Boston has also outscored opponents 20-11 in the third period, and it has shut out opponents in the third period in 15 of their 20 games this season.
If the Leafs does not play well defensively in the final 20 minutes of regulation on Thursday night, it's very unlikely that they will leave TD Garden with two points.
The Leafs are 9-3 this season when they score a power-play goal.

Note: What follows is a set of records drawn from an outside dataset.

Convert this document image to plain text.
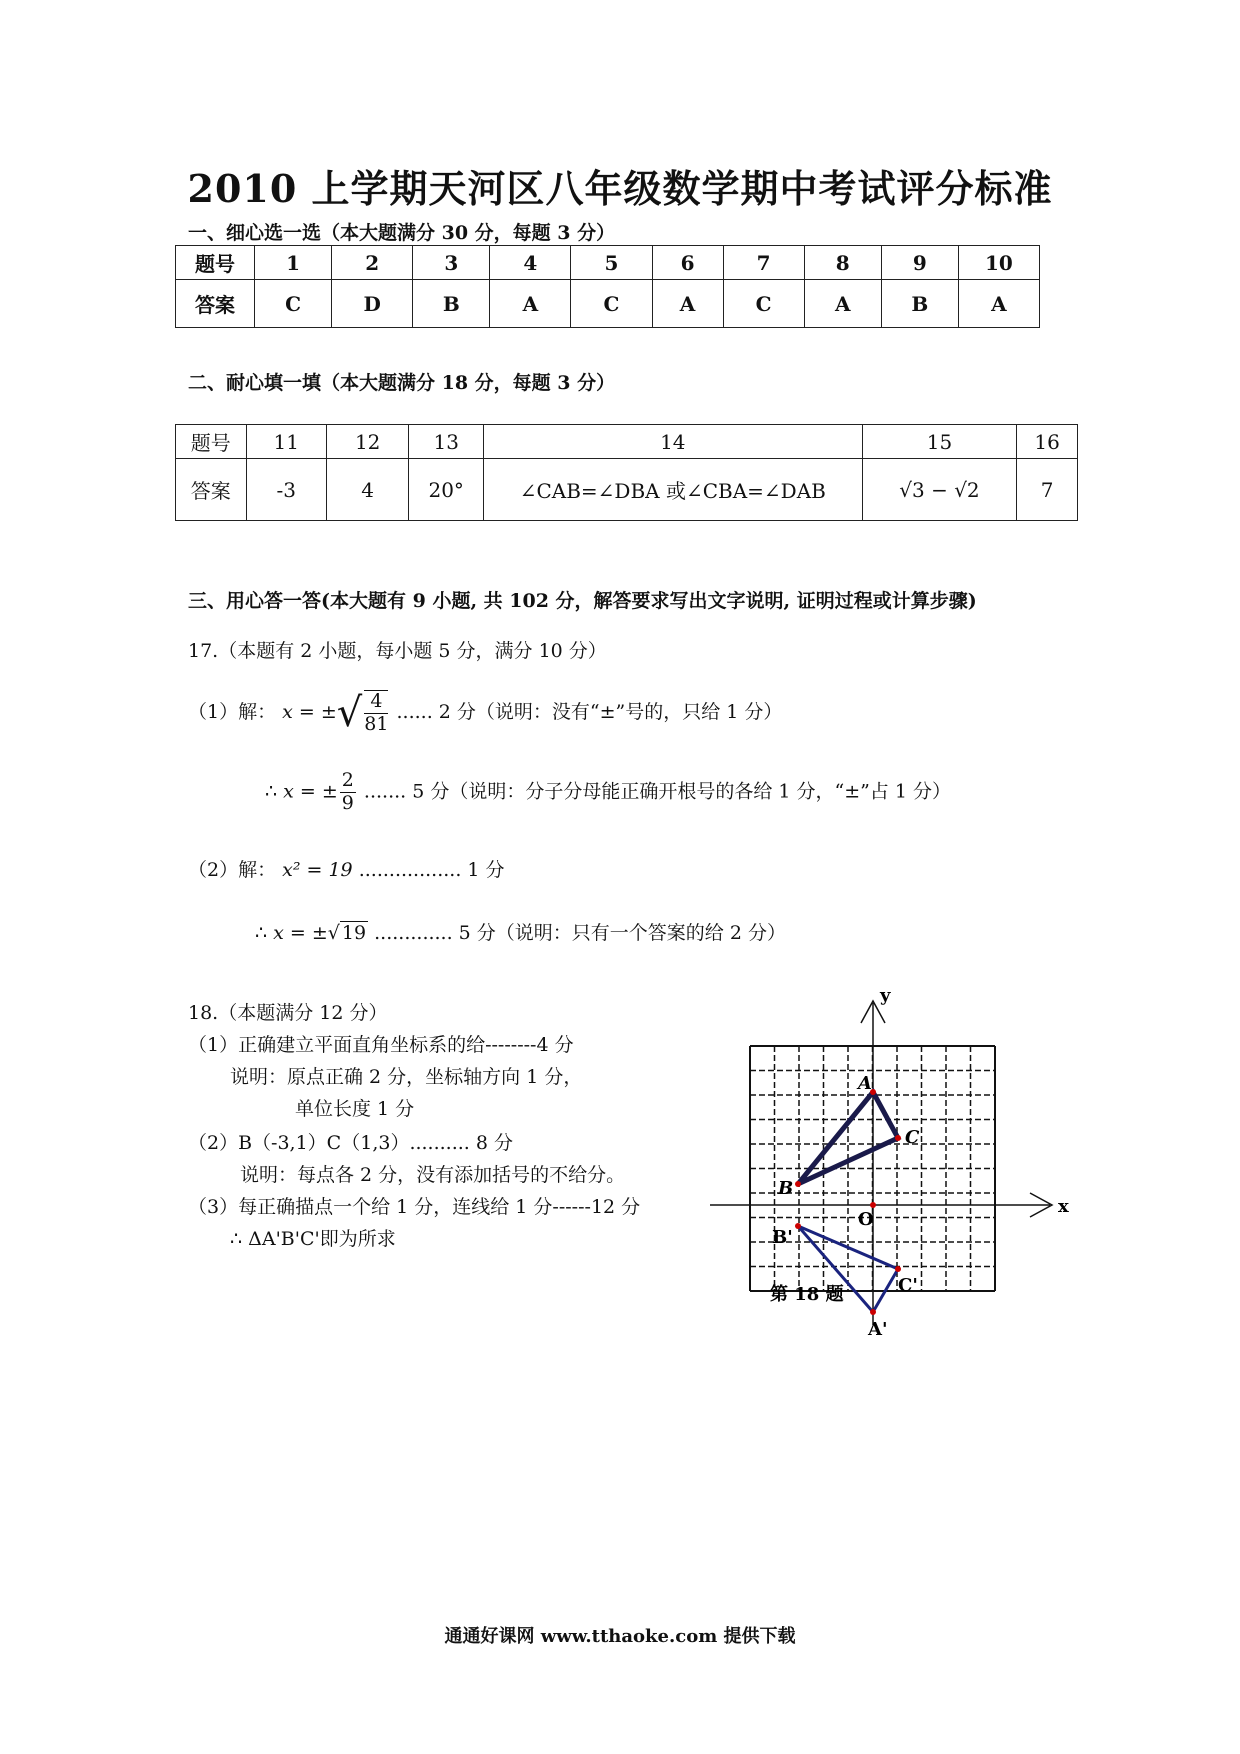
2010 上学期天河区八年级数学期中考试评分标准
一、细心选一选（本大题满分 30 分，每题 3 分）
题号	1	2	3	4	5	6	7	8	9	10
答案	C	D	B	A	C	A	C	A	B	A
二、耐心填一填（本大题满分 18 分，每题 3 分）
题号	11	12	13	14	15	16
答案	-3	4	20°	∠CAB=∠DBA 或∠CBA=∠DAB	√3 − √2	7
三、用心答一答(本大题有 9 小题, 共 102 分，解答要求写出文字说明, 证明过程或计算步骤)
17.（本题有 2 小题，每小题 5 分，满分 10 分）
（1）解： x = ±√ $\frac{4}{81}$ ...... 2 分（说明：没有“±”号的，只给 1 分）
∴ x = ± $\frac{2}{9}$ ....... 5 分（说明：分子分母能正确开根号的各给 1 分，“±”占 1 分）
（2）解： x² = 19 ................. 1 分
∴ x = ±√ 19 ............. 5 分（说明：只有一个答案的给 2 分）
18.（本题满分 12 分）
（1）正确建立平面直角坐标系的给--------4 分
说明：原点正确 2 分，坐标轴方向 1 分，
单位长度 1 分
（2）B（-3,1）C（1,3）.......... 8 分
说明：每点各 2 分，没有添加括号的不给分。
（3）每正确描点一个给 1 分，连线给 1 分------12 分
∴ ΔA'B'C'即为所求
y
x
O
A
B
C
A'
B'
C'
第 18 题
通通好课网 www.tthaoke.com 提供下载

Since the Bruins are so good at even strength, Toronto must take advantage of its power-play opportunities if it is going to beat Boston.
The Leafs have scored on just three of their last 20 power-play opportunities against the Bruins, so this is one area that Toronto has to improve in to defeat a team like Boston.
Toronto's power play ranks 13th in the league, and the Leafs have scored with the man-advantage in each of the last two games.
The Bruins' penalty kill is the best in the NHL at 91.6 percent, but they have allowed four power-play goals over their last four games, which is more than they gave up in their previous 16 games combined.
Special teams will be a major factor in the outcome of this game.
Phil Kessel has not played well against the Bruins since they traded him to the Leafs before the 2009-10 season.
The two first-round picks he was traded for became Tyler Seguin and Dougie Hamilton, who appear to be two franchise players for Boston to build around over the next decade.
Every times Kessel comes to TD Garden, he is greeted with "Thank You Kessel " chants from Bruins fans, and he will certainly hear those again on Thursday.
For the Leafs to defeat the Bruins and end their losing streak against Boston, they need Kessel to have a great performance and contribute offensively. He enters Thursday's matchup with goals in back-to-back games and five points (three goals, two assists) over the last five games.
He has scored just three goals with six assists and a plus/minus of minus-11 in 19 career games versus the Bruins. None of those goals were scored at even strength, and Kessel had zero points in three games at TD Garden last season.
A big game from Kessel would give the Leafs a strong chance to earn two important points in the standings and also help him build some much-needed confidence for the final two months of the season.